21

162 36 131
                                    

yunho ile can alıcı o konuşmanın yapılmasının ardından üç gün geçmişti ve şimdi öğlen üç sularında, mingi'nin evinde oturuyordu seonghwa. kahvesini içerken sigarasını da eksik etmiyordu. yunho cidden üç gün içinde mahvetmişti mingi'yi, tüm kafasını allak bullak etmişti. mingi ise fikir almak için seonghwa'yı seçmişti. zaten bu olayı seonghwa dışında detaylı bilen yoktu, kalan kişiler sadece isim olarak biliyordu.

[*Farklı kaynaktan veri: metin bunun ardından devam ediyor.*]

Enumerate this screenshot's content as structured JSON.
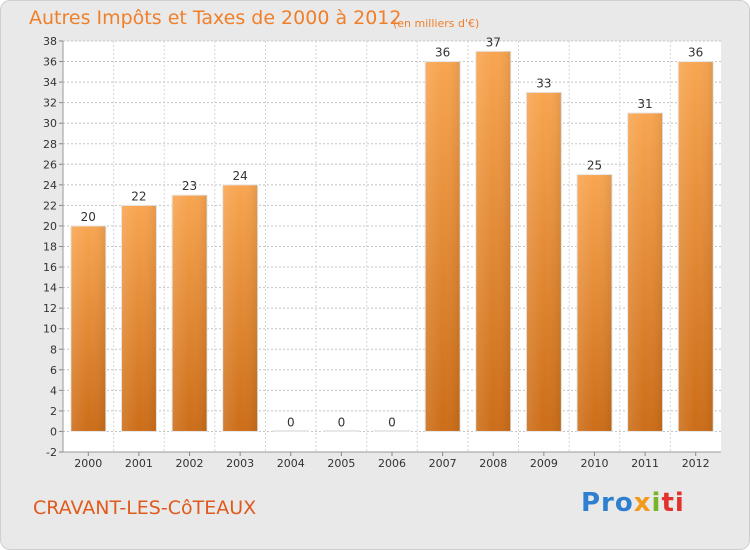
{
  "title": "Autres Impôts et Taxes de 2000 à 2012",
  "subtitle": "(en milliers d'€)",
  "commune": "CRAVANT-LES-CôTEAUX",
  "logo": {
    "p1": "Pro",
    "p2": "x",
    "p3": "i",
    "p4": "ti"
  },
  "colors": {
    "bar_light": "#f8a550",
    "bar_dark": "#cc6d18",
    "title": "#f07f2a",
    "grid": "#c4c4c4"
  },
  "chart_data": {
    "type": "bar",
    "categories": [
      "2000",
      "2001",
      "2002",
      "2003",
      "2004",
      "2005",
      "2006",
      "2007",
      "2008",
      "2009",
      "2010",
      "2011",
      "2012"
    ],
    "values": [
      20,
      22,
      23,
      24,
      0,
      0,
      0,
      36,
      37,
      33,
      25,
      31,
      36
    ],
    "data_labels": [
      "20",
      "22",
      "23",
      "24",
      "0",
      "0",
      "0",
      "36",
      "37",
      "33",
      "25",
      "31",
      "36"
    ],
    "ylim": [
      -2,
      38
    ],
    "yticks": [
      -2,
      0,
      2,
      4,
      6,
      8,
      10,
      12,
      14,
      16,
      18,
      20,
      22,
      24,
      26,
      28,
      30,
      32,
      34,
      36,
      38
    ],
    "grid": true,
    "legend": "none"
  }
}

"sonra işte bana güvenmeni sağlayacağım dedi, tekrar beni sevdiğini söyledi."

seonghwa kaşlarını kaldırdı tekrardan. anlattığı kadarıyla bile hiç sevmiyordu bu yunho denen adamı.

"sonra da... ben biraz daha ağladım karşısında, istemiyorum falan dedim. aynı şeyleri söyledi durdu, neyse daha çok rahatsız etmeyeyim seni dedi, gitti."

"istemiyor musun peki?"

"onu... istemek istemiyorum."

"seni iyi etkilemediğinin farkındasın ama kalbin karşı çıkıyor işte, ne olursa olsun istiyor. olay bu."

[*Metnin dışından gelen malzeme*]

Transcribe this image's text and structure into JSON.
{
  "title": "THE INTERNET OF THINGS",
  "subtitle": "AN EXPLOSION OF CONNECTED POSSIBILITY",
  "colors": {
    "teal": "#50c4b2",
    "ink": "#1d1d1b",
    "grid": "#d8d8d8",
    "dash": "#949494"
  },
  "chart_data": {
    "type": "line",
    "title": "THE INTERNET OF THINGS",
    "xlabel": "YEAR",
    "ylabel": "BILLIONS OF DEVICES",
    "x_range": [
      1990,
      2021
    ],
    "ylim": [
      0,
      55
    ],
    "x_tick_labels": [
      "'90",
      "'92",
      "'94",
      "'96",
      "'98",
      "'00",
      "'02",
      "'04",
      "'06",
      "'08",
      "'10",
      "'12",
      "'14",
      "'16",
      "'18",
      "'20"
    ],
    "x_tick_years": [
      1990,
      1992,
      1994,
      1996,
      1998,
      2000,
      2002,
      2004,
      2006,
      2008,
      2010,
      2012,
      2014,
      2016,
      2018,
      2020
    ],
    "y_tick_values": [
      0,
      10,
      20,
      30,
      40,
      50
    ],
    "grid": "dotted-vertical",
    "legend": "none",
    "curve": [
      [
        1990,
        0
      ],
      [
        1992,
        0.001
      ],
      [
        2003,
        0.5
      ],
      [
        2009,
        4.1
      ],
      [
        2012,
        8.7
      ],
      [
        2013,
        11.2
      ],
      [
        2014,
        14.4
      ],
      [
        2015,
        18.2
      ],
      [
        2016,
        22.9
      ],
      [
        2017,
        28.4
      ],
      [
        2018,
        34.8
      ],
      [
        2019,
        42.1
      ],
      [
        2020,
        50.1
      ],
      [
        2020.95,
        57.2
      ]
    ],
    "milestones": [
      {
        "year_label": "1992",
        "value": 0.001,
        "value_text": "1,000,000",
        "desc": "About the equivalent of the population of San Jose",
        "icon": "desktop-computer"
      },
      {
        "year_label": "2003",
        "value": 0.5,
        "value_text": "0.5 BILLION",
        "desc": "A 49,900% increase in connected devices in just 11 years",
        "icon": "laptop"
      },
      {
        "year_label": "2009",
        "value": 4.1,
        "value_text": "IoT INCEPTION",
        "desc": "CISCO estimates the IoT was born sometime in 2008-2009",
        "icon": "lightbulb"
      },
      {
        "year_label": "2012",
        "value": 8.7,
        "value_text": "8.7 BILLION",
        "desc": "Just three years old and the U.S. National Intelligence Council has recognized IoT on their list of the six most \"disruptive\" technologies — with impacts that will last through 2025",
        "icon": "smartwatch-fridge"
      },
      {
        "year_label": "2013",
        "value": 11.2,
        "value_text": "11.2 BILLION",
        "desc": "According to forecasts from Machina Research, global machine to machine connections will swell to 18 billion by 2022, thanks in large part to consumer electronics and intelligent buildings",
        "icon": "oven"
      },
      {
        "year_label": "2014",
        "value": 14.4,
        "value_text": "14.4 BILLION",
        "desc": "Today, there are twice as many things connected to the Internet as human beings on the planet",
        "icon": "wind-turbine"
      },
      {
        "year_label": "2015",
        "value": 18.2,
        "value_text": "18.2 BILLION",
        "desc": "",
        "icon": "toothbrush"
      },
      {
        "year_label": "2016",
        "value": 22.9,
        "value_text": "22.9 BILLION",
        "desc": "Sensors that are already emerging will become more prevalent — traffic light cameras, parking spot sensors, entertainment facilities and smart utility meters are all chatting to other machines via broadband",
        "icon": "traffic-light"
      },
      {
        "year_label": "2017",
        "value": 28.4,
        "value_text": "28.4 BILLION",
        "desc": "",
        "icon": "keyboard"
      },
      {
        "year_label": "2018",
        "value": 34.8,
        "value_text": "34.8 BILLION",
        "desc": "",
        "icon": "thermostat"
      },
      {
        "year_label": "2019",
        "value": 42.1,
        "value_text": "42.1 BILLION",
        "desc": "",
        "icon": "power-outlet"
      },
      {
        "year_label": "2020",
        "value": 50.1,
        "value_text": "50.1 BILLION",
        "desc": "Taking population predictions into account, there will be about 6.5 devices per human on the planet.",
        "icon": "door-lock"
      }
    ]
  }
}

"sence... ne yapmalıyım peki?"

mingi gerçekten tavsiyeye muhtaçtı, yüzünü avuçlarının içine aldı seonghwa'ya bakarken. seonghwa ise derin bir nefes aldı.

"kanka, ben bu elemandan ölesiye nefret ediyorum. kendi açımdan söylemek gerekirse ağlaya zırlaya kapının önüne koy, gerekirse rahatsız ediyor diye polise ihbar et."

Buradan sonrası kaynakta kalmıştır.